Where the article veers into truly WTF territory is by hailing that our good years "are almost certainly coming to an end," citing the fact that the Pearl District is now upscale, five-story residential buildings are popping up like mushrooms, and the success of pricier spots like Ox, Woodsman Tavern, and Paulée means our quirky disregard of wealth and success is dying. Bah! Humbug! My take on the Negative Nancy spin? Richman is obviously planning on moving here and doesn't want the hoards of GQ readers to follow. Read the full article online here.
In more slightly questionable Portland discoveries, the New York Times has stumbled upon a new territory of culinary excitement called East Portland. You probably haven't heard of it. According to Times writer Remy Scalza: "[I]n the shells of old factories and brick warehouses, staples of Portland culture west of the river — coffee roasters, brewpubs, locavore restaurants and one-off boutiques — have begun to take root. Cheap rents and riverside real estate, walking distance to downtown, and an honest-to-goodness grittiness have enticed young entrepreneurs and restaurateurs, as well as plenty of bicycle-riding Portland tastemakers, into the former no man’s land."

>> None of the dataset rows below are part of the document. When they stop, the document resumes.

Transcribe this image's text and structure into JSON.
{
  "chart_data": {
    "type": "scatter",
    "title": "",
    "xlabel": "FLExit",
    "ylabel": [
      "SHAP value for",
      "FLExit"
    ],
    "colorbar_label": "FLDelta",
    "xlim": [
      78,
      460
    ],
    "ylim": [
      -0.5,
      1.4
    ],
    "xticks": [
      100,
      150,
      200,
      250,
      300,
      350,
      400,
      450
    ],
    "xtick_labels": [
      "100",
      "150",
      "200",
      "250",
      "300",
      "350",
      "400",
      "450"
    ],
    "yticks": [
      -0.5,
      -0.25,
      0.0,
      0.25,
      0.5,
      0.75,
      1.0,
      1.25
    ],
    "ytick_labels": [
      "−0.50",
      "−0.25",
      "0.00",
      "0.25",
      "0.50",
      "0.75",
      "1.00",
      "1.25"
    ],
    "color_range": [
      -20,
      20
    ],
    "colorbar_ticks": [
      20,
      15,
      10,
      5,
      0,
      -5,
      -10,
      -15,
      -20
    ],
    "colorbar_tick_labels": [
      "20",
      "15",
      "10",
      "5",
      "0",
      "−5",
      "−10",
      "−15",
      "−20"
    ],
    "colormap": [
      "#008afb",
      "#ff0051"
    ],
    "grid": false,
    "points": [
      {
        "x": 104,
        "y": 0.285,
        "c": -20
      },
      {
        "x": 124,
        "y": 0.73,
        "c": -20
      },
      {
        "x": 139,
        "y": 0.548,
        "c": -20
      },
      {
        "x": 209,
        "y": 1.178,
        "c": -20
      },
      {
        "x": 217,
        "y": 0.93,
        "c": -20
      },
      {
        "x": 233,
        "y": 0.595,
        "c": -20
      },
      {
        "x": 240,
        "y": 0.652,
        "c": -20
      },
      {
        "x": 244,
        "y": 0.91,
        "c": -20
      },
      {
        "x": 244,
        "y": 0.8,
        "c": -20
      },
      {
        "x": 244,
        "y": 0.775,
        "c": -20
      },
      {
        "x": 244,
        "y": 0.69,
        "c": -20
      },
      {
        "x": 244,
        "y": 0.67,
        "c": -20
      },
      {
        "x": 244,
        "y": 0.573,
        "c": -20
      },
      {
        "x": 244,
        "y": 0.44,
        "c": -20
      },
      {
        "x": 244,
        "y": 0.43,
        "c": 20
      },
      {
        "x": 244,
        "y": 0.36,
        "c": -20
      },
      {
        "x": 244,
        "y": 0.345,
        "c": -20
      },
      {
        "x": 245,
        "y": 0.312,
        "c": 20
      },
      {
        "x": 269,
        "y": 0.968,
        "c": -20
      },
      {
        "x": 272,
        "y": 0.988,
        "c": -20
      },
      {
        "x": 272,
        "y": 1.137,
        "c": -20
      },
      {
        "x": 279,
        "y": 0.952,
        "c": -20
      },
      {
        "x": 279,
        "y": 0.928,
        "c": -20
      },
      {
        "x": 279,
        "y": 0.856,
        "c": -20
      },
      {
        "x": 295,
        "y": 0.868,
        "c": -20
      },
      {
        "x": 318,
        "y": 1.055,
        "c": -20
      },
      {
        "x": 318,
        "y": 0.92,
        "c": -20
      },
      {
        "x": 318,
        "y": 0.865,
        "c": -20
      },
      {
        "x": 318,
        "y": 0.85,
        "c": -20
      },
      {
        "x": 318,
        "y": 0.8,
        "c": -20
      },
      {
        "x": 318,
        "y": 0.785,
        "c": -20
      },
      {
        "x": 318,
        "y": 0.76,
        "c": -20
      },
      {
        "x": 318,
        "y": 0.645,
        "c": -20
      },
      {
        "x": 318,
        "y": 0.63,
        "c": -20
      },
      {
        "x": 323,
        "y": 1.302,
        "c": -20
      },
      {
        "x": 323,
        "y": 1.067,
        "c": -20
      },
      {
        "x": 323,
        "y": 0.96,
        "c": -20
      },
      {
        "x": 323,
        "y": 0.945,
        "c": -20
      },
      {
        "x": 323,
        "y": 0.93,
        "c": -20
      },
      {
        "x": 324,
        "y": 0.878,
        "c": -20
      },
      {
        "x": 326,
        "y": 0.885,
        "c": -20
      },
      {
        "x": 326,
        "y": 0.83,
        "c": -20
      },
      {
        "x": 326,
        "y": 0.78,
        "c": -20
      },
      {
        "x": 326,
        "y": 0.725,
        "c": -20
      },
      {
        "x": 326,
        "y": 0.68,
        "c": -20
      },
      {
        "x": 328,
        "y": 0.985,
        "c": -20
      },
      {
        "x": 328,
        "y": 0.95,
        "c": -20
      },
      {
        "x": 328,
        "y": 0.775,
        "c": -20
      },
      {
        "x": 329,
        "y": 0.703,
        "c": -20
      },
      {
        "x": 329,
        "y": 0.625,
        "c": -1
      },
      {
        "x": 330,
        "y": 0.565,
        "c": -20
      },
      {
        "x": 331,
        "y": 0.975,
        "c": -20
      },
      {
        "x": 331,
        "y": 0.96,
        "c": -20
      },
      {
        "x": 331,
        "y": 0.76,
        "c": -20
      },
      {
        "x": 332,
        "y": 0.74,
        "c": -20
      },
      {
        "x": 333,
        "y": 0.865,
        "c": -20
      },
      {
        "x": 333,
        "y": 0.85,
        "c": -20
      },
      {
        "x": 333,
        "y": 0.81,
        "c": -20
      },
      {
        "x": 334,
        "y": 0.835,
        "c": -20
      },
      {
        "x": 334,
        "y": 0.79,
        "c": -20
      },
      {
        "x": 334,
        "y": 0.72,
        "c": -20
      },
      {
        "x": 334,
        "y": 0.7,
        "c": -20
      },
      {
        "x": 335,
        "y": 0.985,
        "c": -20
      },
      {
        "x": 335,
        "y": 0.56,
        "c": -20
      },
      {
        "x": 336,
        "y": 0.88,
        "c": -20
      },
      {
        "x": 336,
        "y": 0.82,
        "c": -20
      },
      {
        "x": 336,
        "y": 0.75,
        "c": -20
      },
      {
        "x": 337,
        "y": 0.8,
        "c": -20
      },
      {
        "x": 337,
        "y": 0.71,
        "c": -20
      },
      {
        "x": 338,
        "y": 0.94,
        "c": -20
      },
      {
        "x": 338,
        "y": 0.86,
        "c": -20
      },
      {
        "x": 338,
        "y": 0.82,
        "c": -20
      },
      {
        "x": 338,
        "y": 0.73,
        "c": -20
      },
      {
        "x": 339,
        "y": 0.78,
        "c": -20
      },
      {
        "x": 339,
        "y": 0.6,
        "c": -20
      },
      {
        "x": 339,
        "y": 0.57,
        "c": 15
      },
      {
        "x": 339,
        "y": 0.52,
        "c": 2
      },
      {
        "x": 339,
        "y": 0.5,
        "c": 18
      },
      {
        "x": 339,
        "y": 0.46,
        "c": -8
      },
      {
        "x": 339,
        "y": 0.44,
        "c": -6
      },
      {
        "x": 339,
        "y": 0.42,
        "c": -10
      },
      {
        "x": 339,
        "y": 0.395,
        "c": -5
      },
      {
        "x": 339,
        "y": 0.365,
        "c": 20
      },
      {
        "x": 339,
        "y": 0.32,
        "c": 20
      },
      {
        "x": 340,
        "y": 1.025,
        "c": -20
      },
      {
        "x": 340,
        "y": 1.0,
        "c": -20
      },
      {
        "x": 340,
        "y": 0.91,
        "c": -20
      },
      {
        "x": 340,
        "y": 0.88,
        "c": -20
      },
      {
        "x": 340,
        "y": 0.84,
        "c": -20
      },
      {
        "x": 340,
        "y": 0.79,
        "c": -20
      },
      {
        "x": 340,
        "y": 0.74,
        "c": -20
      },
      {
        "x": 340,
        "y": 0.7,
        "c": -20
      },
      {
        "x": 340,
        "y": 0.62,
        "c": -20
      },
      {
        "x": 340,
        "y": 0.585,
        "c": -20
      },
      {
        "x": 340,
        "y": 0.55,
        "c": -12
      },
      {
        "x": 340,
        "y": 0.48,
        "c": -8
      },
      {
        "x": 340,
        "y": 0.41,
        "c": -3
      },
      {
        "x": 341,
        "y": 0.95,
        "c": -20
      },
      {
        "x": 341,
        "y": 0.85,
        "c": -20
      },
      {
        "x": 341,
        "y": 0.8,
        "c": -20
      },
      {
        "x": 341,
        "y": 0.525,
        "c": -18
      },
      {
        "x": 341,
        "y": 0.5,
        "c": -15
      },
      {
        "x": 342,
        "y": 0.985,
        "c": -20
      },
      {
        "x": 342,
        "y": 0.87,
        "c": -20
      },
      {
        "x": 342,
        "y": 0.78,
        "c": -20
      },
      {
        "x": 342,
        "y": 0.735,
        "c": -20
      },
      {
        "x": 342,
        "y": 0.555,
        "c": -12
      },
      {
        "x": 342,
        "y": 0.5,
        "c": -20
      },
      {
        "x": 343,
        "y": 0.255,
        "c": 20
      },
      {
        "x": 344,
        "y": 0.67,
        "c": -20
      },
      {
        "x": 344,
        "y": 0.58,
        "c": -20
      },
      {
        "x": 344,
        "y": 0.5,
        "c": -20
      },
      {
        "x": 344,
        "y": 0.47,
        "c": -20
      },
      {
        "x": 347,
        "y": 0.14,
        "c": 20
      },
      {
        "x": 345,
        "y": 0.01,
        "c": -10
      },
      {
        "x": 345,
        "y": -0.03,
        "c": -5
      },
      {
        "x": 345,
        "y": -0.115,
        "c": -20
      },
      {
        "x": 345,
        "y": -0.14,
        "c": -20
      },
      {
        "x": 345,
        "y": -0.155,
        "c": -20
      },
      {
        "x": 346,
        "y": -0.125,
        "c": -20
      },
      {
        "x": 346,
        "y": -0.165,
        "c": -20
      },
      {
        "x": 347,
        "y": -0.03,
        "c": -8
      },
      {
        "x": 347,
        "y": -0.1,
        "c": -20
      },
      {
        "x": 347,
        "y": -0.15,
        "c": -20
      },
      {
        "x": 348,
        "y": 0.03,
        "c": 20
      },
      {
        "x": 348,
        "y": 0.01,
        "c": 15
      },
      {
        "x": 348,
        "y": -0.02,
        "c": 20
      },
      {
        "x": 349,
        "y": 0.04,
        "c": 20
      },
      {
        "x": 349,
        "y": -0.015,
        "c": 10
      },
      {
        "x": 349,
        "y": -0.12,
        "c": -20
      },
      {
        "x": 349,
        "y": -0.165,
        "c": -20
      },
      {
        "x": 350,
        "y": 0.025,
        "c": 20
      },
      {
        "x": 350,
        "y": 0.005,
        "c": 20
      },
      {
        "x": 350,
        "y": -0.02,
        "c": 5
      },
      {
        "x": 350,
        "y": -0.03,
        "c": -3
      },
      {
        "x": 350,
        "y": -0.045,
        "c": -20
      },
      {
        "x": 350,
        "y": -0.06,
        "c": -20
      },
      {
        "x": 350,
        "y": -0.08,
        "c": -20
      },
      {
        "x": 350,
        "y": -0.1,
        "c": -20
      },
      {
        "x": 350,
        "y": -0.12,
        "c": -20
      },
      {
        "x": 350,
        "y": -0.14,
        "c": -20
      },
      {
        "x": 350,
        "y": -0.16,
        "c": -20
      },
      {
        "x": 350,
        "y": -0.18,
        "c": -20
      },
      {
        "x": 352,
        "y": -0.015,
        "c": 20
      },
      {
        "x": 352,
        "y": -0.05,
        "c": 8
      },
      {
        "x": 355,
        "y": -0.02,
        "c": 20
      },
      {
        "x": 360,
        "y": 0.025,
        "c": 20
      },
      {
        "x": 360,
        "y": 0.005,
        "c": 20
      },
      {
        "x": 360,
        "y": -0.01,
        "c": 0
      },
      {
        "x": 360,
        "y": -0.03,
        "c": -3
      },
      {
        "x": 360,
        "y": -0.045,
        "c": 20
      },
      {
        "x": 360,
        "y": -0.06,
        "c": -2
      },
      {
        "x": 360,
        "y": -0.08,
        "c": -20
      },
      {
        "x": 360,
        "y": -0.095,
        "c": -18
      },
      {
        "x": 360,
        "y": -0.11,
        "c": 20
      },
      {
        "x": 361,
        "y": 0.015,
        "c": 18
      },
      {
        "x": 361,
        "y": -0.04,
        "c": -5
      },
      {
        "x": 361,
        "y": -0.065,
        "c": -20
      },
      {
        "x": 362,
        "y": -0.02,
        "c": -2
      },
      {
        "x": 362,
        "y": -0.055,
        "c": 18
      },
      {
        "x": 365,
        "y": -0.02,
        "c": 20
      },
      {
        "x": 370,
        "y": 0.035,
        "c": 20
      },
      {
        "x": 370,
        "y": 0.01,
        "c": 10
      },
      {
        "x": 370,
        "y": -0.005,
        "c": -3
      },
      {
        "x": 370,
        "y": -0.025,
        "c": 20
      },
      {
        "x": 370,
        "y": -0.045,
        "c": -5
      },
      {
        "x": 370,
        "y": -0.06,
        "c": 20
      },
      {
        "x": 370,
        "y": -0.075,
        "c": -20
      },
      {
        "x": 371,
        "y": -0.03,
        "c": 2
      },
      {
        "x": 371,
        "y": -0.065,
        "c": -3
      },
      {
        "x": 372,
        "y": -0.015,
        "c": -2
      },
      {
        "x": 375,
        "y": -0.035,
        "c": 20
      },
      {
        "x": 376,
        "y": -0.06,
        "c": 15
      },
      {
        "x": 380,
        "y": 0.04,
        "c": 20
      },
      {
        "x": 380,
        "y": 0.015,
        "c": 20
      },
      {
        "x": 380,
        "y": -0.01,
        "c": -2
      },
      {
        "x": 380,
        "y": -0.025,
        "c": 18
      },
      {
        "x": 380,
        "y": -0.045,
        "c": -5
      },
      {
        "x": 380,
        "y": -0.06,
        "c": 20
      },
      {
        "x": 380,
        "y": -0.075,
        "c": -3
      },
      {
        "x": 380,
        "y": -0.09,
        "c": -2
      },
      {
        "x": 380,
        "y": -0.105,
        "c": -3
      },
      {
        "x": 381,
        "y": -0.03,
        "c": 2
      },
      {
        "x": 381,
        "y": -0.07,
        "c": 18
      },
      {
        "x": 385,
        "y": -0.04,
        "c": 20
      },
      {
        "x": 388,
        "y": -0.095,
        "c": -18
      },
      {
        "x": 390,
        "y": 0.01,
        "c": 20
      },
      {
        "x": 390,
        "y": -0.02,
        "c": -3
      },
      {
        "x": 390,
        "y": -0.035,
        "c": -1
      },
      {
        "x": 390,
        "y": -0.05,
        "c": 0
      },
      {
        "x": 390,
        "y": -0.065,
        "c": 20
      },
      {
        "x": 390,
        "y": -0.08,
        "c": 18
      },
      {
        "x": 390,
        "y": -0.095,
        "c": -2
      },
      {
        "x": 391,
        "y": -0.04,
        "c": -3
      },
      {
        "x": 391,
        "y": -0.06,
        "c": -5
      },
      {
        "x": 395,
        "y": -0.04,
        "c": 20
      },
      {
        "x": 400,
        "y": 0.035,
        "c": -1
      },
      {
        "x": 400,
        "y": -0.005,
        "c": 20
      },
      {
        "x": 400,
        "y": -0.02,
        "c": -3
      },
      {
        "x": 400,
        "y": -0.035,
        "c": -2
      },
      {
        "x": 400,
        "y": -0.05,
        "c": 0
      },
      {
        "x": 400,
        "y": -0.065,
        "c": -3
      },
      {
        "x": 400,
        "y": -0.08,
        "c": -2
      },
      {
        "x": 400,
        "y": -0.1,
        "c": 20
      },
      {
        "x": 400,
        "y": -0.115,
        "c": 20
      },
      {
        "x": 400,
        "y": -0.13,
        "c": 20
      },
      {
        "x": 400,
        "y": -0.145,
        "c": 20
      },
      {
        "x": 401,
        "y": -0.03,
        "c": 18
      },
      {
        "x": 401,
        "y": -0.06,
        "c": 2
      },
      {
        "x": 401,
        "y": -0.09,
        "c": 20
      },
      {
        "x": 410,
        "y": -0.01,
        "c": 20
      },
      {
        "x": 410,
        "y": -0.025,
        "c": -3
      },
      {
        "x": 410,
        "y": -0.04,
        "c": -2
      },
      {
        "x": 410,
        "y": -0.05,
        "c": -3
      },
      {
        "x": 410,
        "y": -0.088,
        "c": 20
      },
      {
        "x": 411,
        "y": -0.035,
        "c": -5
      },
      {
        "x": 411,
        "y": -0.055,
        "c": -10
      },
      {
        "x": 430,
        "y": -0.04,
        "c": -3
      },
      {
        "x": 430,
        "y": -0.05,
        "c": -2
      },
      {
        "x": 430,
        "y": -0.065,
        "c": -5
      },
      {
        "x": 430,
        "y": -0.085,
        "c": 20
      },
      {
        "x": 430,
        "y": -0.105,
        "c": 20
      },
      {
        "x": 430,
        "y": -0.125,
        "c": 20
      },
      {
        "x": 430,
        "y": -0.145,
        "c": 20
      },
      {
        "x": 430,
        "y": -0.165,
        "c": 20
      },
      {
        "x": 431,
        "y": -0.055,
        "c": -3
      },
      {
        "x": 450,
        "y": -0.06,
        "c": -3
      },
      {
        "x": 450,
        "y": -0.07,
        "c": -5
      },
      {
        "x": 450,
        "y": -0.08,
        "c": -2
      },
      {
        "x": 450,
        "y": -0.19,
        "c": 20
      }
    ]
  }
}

Detailed in the NYT slide-show: The not-really-in-the-industrial-district Lardo, Burnside boutique Machus, Water Avenue Coffee, New Deal Distillery, and Dig A Pony, of which the author notes: "From the patio, with downtown Portland gleaming just across the Morrison Bridge, you can almost feel the creep of gentrification eastward."
Are you guys laughing at all of this as much as I am? What's your take on this latest wave of national press? Is our dining scene OVER? Tell me in the comments.